LATER NOTE: there are at present 77 comments on the Washington Post article. There are some wonderfully ignorant and ranting remarks: the term ‘reichsanwalt’ contributed by someone in Munich with a law degree, the suggestion that Germany only became a nation in the 1930s, the view that fascism has reigned in Europe since the Roman Empire and the EU was the first step towards ‘the end’, and ‘The Germans have been causing trouble as far back as the Goths’. Also some good sense on § 132 from Robert Gellately. Great irritation at Germany being the only country in the world to require a licence to play golf. And ‘not all bad, puts Condi Rice down a couple of pegs. Univ. of Denver prob wont even make the 200 school list when they relax the law.’

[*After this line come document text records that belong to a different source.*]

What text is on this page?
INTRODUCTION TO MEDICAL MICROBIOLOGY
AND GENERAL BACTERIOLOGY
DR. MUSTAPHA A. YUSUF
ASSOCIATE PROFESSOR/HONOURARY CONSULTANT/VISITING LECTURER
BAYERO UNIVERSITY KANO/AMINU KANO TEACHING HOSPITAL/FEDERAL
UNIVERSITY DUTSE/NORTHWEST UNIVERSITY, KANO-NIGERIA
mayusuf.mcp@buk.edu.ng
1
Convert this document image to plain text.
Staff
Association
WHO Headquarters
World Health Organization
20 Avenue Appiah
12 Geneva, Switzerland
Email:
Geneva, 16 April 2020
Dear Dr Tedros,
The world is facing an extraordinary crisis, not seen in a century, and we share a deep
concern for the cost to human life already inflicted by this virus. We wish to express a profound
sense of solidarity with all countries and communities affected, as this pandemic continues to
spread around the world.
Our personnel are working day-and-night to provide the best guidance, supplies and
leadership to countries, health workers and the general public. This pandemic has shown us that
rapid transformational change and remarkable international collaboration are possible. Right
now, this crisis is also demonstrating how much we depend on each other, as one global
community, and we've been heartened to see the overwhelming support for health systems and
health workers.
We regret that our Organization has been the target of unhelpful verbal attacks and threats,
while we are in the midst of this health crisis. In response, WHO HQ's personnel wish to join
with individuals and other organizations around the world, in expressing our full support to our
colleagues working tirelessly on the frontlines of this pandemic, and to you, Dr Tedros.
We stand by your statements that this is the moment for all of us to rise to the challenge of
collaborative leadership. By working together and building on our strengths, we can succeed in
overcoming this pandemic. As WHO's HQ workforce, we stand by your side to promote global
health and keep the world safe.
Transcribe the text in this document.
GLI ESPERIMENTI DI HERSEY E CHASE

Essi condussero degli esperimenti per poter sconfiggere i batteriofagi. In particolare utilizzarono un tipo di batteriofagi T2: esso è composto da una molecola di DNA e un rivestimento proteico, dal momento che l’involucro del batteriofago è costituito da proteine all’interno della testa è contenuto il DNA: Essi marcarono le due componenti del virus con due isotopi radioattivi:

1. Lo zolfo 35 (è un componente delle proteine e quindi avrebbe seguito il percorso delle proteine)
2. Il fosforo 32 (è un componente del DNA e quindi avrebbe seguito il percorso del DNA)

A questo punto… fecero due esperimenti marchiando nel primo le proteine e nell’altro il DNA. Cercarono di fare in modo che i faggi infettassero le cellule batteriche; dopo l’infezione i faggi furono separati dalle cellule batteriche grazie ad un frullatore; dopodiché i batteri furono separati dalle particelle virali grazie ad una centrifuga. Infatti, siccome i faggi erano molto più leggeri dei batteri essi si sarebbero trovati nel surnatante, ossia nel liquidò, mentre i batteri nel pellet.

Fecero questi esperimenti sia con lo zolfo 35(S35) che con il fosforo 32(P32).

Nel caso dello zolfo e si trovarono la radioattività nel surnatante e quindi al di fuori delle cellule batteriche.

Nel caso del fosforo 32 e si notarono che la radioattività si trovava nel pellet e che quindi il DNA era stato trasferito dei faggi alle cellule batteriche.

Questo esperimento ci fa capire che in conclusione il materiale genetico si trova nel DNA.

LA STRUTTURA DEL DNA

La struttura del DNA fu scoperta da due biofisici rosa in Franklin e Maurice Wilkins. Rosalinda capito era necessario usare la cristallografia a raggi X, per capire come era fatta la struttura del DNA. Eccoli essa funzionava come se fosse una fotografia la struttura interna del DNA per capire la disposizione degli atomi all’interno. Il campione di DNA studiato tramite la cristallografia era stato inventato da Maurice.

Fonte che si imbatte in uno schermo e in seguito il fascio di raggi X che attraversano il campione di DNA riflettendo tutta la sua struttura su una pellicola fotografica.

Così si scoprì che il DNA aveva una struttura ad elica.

Via German American Law Journal blog, which points out that the press will have a wonderful anti-German field day with this.

Interviews with Supreme Court Justices/Video-Interviews mit US Supreme-Court-Richtern

At LawProse, Inc.

In 2006-2007, Bryan Garner interviewed eight of the nine Justices about legal writing and advocacy. These are the complete interviews. Because the files are large, the videos may take a few moments to start playing.

LawProse is making these interviews available as a public service. Anyone may freely use these videos for educational purposes, with appropriate attribution to Bryan Garner or LawProse.

(Via The Illinois Trial Practice Weblog)

Above all/Über alles

The Air Force Academy has taken the motto Above All.

“‘Above All’ is about what we do and how we do it,” Colonel Caldwell said. “The job of the Air Force is to defend America and we do that by dominating air, space and cyberspace. The new campaign and slogan captures our roots, but also illustrates where we’re going as a service as the Air Force prepares to contend with future threats.”

I certainly wasn’t aware the U.S. Air Force dominated cyberspace, but I suppose I shouldn’t be surprised.

I must say I prefer Per ardua ad astra, but I don’t understand the excitement about a supposed borrowing from Deutschland über Alles. I just can’t see that. The actual use of the word cyberspace looks more foolish to me. See comments to tongodeon’s Live Journal entry, and also the comments at Boing Boing.

Painful back surgery / Tippfehler im Antrag

We all know that back surgery can be painful, but this got rather worse when it reached the typist’s hands:

Plaintiff moves the court for a continuance of the trial for the reason that counsel for the plaintiff is recovering from dick surgery and because of continuing pain is unable to properly represent the plaintiff in a trial. Counsel is unable to sit for long periods of time.

Scroll down for doctor’s note referring to disk herniation.